Potosi est l’une des villes de plus de 100 000 habitants les plus hautes du monde (4090m).
Elle fut construite par les espagnols en 1545, au pied du Cerro Rico « La montagne riche », dans le but d’exploiter ses mines d’argent. Encore aujourd’hui, l’expression « vale un Potosí » ( « ça vaut un Potosí » s’emploie en espagnol à peu près avec le même sens que l’expression française « c’est le Pérou », dont l’origine historique est la même.

Potosi

Potosi

Grâce à l’argent extrait par le travail forcé des indiens, la ville devient, pendant la conquête, la plus peuplée d’Amérique avec plus de 200 000 habitants. On dit qu’avec la quantité d’argent extraite des mines, on pourrait construire un pont reliant Potosi à Gibraltar au-dessus de l’Atlantique, et que les ossements des mineurs qui ont péri à cause des conditions de travail y suffiraient également.
Après 1800, l’argent se fait rare, et l’étain devient la première ressource.
Aujourd’hui, bien que déclarées épuisées, les mines sont toujours exploitées artisanalement par les habitants, dans des conditions de sécurité toujours désastreuses pour les mineurs.

Potosi

Potosi

C’est justement avec l’idée de rendre visite à ces mineurs que nous avons débarqué dans cette ville, dont le charmant centre historique est classé patrimoine mondial de l’UNESCO. Ruelles étroites pavées, balcons en bois sculptés et édifices religieux richement décorés, témoignent d’un passé opulent.
On fera une étape d’une nuit à la Casona, vieille demeure coloniale transformée en Auberge pour routards.

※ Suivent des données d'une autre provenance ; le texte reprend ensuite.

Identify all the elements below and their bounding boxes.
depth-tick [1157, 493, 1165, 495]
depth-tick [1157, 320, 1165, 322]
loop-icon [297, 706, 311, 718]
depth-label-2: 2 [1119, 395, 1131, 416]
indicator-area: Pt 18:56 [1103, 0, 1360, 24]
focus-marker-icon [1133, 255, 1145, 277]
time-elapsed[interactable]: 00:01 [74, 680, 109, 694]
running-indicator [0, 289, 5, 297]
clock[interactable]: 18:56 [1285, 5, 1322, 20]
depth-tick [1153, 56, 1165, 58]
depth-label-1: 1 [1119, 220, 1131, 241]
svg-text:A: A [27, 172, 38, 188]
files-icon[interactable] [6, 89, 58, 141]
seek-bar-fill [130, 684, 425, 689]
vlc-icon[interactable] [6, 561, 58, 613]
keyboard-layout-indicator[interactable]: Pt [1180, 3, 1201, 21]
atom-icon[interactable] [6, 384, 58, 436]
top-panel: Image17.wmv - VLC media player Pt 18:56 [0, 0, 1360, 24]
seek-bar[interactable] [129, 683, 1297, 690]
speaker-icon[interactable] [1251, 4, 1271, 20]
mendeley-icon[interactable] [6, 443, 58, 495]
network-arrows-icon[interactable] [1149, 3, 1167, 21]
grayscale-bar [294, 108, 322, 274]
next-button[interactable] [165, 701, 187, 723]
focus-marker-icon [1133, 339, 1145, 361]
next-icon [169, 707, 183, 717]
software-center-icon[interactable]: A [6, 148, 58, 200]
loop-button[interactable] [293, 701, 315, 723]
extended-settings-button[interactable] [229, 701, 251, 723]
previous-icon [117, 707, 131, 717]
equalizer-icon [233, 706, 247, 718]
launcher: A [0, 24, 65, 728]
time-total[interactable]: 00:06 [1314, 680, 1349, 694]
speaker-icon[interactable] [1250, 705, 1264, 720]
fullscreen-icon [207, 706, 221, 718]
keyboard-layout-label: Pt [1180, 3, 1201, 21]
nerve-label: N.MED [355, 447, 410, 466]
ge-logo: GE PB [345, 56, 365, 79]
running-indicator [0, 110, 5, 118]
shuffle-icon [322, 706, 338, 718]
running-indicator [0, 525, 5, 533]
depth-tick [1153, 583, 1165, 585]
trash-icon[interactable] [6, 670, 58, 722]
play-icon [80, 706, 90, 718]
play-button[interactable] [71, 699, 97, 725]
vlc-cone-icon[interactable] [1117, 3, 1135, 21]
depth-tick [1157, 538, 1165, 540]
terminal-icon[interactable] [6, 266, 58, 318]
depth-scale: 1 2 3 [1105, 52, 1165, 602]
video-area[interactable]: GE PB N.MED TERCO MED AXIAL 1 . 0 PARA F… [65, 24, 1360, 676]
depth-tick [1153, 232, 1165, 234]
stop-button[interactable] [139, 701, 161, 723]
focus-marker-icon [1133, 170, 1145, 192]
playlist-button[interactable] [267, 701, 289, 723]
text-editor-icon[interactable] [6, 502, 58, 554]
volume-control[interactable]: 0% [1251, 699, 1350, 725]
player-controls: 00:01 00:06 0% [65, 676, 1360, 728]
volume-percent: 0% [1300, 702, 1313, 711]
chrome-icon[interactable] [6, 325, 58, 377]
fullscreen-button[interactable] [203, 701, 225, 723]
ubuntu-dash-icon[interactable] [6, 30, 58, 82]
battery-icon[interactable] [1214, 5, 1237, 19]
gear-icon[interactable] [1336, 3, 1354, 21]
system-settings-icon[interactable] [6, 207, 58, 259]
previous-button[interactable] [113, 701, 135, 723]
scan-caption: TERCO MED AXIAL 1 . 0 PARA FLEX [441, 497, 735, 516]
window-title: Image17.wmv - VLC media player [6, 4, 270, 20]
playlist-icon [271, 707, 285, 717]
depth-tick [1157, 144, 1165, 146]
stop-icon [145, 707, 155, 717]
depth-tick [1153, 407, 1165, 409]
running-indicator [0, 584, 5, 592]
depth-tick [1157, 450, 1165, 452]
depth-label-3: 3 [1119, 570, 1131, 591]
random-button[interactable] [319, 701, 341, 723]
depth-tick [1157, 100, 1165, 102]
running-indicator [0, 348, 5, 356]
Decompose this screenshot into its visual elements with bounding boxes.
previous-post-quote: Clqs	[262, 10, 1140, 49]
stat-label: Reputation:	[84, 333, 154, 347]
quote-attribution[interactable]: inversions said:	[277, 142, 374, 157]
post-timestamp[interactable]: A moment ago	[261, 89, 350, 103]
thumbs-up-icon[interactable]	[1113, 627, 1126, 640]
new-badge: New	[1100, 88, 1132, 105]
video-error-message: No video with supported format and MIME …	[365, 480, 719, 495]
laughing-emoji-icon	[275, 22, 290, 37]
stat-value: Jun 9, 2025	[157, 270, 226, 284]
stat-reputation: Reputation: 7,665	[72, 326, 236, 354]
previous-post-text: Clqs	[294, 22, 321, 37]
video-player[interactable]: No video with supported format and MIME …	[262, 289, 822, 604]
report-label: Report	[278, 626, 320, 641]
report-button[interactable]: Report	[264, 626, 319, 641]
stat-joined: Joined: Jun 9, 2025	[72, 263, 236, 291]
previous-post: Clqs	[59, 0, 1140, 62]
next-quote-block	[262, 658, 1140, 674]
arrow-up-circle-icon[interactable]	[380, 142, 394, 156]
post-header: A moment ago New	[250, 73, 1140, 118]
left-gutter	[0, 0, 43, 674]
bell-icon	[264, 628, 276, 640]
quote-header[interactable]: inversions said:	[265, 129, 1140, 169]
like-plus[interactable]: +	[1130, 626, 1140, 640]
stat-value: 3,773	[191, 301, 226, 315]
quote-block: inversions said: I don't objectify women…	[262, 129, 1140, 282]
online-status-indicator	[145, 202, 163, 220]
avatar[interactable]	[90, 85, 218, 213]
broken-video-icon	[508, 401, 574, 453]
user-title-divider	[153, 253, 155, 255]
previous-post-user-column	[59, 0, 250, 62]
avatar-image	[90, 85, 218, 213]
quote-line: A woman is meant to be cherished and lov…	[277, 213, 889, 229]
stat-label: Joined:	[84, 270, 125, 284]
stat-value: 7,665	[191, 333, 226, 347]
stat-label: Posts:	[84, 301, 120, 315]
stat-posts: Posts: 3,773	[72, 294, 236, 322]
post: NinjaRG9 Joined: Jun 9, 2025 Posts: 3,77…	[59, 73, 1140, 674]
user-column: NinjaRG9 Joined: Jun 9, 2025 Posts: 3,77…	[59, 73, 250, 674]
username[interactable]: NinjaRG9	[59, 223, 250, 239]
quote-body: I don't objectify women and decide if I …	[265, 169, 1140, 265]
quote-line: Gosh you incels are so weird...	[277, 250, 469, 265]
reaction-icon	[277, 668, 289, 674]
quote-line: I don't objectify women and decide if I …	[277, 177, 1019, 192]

C’est à 8h30 le lendemain matin qu’on entreprend la visite des mines Got, Kim et moi (Nini est restée à l’hôtel pour alimenter son blog). Parés d’un équipement adapté (sur-pantalon, veste, bottes en caoutchouc et casque à lampe), nous voilà partis! Une première étape au marché pour acheter des présents pour les mineurs : gants, feuilles de coca, soda et alcool à 96° que c’est même pas pour désinfecter des plaies!!!

Les mineurs - Potosi

Les mineurs – Potosi

Nous arrivons à l’entrée du boyau, prêts à pénétrer la montagne, mais avant, petite séance photos dans un wagonnet, histoire de dire « on y était! » : une photo avec Got, une photo avec Kim, et je descends pour prendre la photo de Got et Kim, et là, boum badaboum crack! Une cheville en moins!
Après m’être roulée par terre, avoir insulté ma mère (pardon maman!) et renié dieu, je décide quand-même de continuer parce que je suis une guerrière!
C’est tout simplement contre son instinct naturel de survie que de rentrer là-dedans. Ca n’est pas juste extrêmement désagréable, c’est dur. On marche dans le noir, courbé, respirant un air rare et chargé de poussière. Parfois, on rampe carrément dans les galeries.
Notre guide, Johnny, est super, il sait nous détendre tout en étant à notre écoute, et il sait répondre à toutes nos questions, c’est un ancien mineur!
Enfin nous rejoignons un groupe de 3 mineurs, tous de la même famille, ils travaillent toujours ensemble. On est mineur de père en fils/mère en fille. Pas vraiment d’autre activité dans la région, pas d’entreprise, pas d’industrie (si ce n’est celle qui transforme la matière brute en matière première). Tout s’articule autour de la mine.
Le plus jeune du groupe, Ivan, a 19 ans, tous ont commencé à travailler depuis l’âge de 15 ans environ (c’est aujourd’hui interdit de faire travailler les mineurs dans la mine… euh 🙂
Mais que font-ils? Ouh la la, ils préparent de la dynamite!!! Tous aux abris… nous allons nous réfugier 10 m plus loin, dans un boyau voisin… et boum! Un boum sourd et très court, plus impressionnant par l’onde de choc que par le bruit. Bon, ça c’est fait!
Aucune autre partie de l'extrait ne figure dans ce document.